I suspect most people see their lives as stories and not a series of chemical reactions. If this is true, then it may well be that our search for truth is best facilitated by those who know how to craft a proper story rather than those who can sequence DNA. I met a young lady on a plane that works for an organization that solicits problems and then recruits people to solve them. She mentioned that they have creative writers on staff because the company feels that they bring a perspective the problem solvers do not have. Those that fix the problems often don’t have the foresight to recognize how these fixes may create new problems. It is only in the imagination of these writers that the potential secondary consequences of the proposed solutions are worked out. This idea is not foreign to us because we have seen it played out over and over again in the genre of science fiction. The utopian promises of the scientists are tested in the narrative laboratory and reduced to dystopian disasters. Sadly, however, these literary laboratory reports are often ignored until fiction becomes fact and their warnings of where we are headed become reminders that we have just arrived. Ultimately, the Nobel prize in literature must lie down with the Nobel prize in science if we are to properly navigate the world in which we live.
Many would object and say that stories lack empirical data and therefore are inadequate to study the world, but I would argue that a sterile laboratory is hardly a place to test a messy world. You can control for physical variables, but you cannot control for a human heart that is wicked above all things. We ignore fiction writers at our own peril because they do the hard work of taking ideas and imaginatively placing them in the hands of flawed people like you and me. The beauty of literature as a laboratory is that it has no exclusion criteria, everyone can participate, and you don’t need a PhD to understand its significance.
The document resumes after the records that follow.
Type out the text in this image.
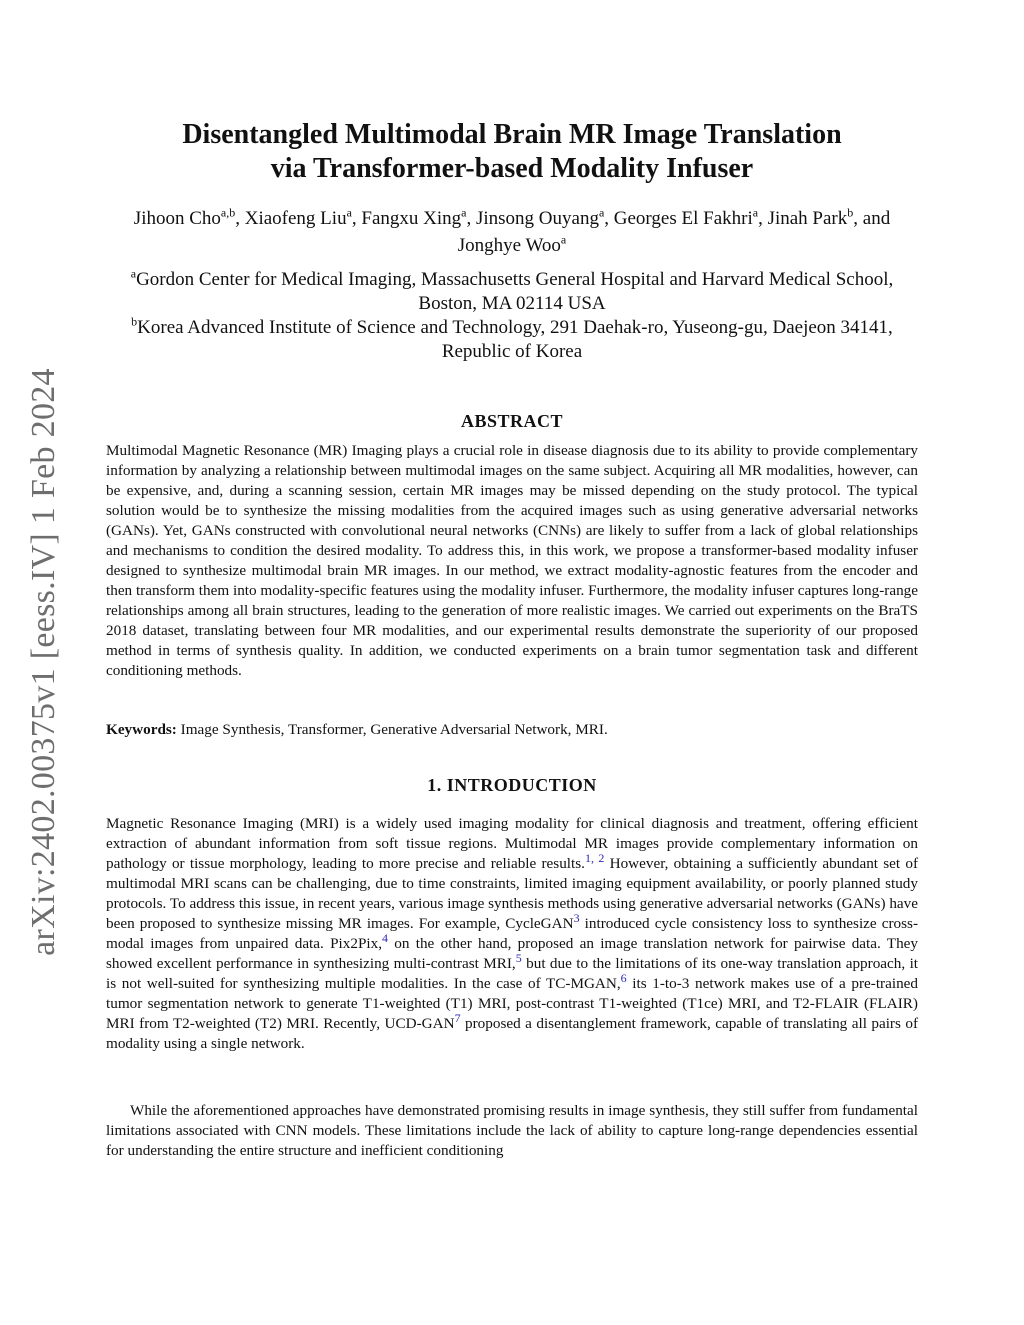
arXiv:2402.00375v1 [eess.IV] 1 Feb 2024
Disentangled Multimodal Brain MR Image Translation
via Transformer-based Modality Infuser
Jihoon Cho$^{a,b}$, Xiaofeng Liu$^a$, Fangxu Xing$^a$, Jinsong Ouyang$^a$, Georges El Fakhri$^a$, Jinah Park$^b$, and Jonghye Woo$^a$

$^a$Gordon Center for Medical Imaging, Massachusetts General Hospital and Harvard Medical School, Boston, MA 02114 USA

$^b$Korea Advanced Institute of Science and Technology, 291 Daehak-ro, Yuseong-gu, Daejeon 34141, Republic of Korea

ABSTRACT

Multimodal Magnetic Resonance (MR) Imaging plays a crucial role in disease diagnosis due to its ability to provide complementary information by analyzing a relationship between multimodal images on the same subject. Acquiring all MR modalities, however, can be expensive, and, during a scanning session, certain MR images may be missed depending on the study protocol. The typical solution would be to synthesize the missing modalities from the acquired images such as using generative adversarial networks (GANs). Yet, GANs constructed with convolutional neural networks (CNNs) are likely to suffer from a lack of global relationships and mechanisms to condition the desired modality. To address this, in this work, we propose a transformer-based modality infuser designed to synthesize multimodal brain MR images. In our method, we extract modality-agnostic features from the encoder and then transform them into modality-specific features using the modality infuser. Furthermore, the modality infuser captures long-range relationships among all brain structures, leading to the generation of more realistic images. We carried out experiments on the BraTS 2018 dataset, translating between four MR modalities, and our experimental results demonstrate the superiority of our proposed method in terms of synthesis quality. In addition, we conducted experiments on a brain tumor segmentation task and different conditioning methods.

Keywords: Image Synthesis, Transformer, Generative Adversarial Network, MRI.

1. INTRODUCTION

Magnetic Resonance Imaging (MRI) is a widely used imaging modality for clinical diagnosis and treatment, offering efficient extraction of abundant information from soft tissue regions. Multimodal MR images provide complementary information on pathology or tissue morphology, leading to more precise and reliable results.$^{1, 2}$ However, obtaining a sufficiently abundant set of multimodal MRI scans can be challenging, due to time constraints, limited imaging equipment availability, or poorly planned study protocols. To address this issue, in recent years, various image synthesis methods using generative adversarial networks (GANs) have been proposed to synthesize missing MR images. For example, CycleGAN$^3$ introduced cycle consistency loss to synthesize cross-modal images from unpaired data. Pix2Pix,$^4$ on the other hand, proposed an image translation network for pairwise data. They showed excellent performance in synthesizing multi-contrast MRI,$^5$ but due to the limitations of its one-way translation approach, it is not well-suited for synthesizing multiple modalities. In the case of TC-MGAN,$^6$ its 1-to-3 network makes use of a pre-trained tumor segmentation network to generate T1-weighted (T1) MRI, post-contrast T1-weighted (T1ce) MRI, and T2-FLAIR (FLAIR) MRI from T2-weighted (T2) MRI. Recently, UCD-GAN$^7$ proposed a disentanglement framework, capable of translating all pairs of modality using a single network.

While the aforementioned approaches have demonstrated promising results in image synthesis, they still suffer from fundamental limitations associated with CNN models. These limitations include the lack of ability to capture long-range dependencies essential for understanding the entire structure and inefficient conditioning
The literary laboratory allows common people to become the primary investigators in worldview testing without having to destroy the world in the process.
Postmoderns would say that our lives are just amusing personal fables that are immune from criticism no matter how bad the grammar or incoherent the story. Modernists would reduce our lives to biological fact sheets that are interesting only because they allow us to trace the ancestry of our selfish genes. Reincarnation treats our life stories like reruns of Gilligan’s Island which have meaning only because they have entered into eternal digital syndication. Buddhism treats our lives as the illusory desire to make our stories into literary masterpieces when in reality they are nothing but pulp fiction. Christianity, on the other hand, tells us that every one of us is an important character in a story we didn’t write, fearfully and wonderfully crafted by an Author concerned about every detail including the number of hairs on our heads. God has committed Himself to the concept of story. He chooses to work through the medium of narrative. In fact, his plan of salvation, involved leaving His seat at the typewriter, emptying Himself of His Authoratorial prerogative, and becoming ink on a page, a Word in His own story. He became a character in order to prevent us from being cast into an outer bargain bin darkness where those intent on writing their own script weep and gnash their teeth as they stare at an RSVP they never bothered to send, while in the distance they hear the joyous celebration of a great cloud of witnesses at the cast party. I think that deep down we all recognize that our lives are not complete works but rather chapters in a larger story and that our insatiable desire for purpose and meaning is really just a longing for our chapters to be included into the Book of Life.
While science can provide us with a biological CV it is incapable of recognizing the literary value of our lives. If we truly want to understand the world in which we live we need to welcome the storytellers into the discussion because in the end, it is in the literary laboratory that our life stories achieve statistical significance.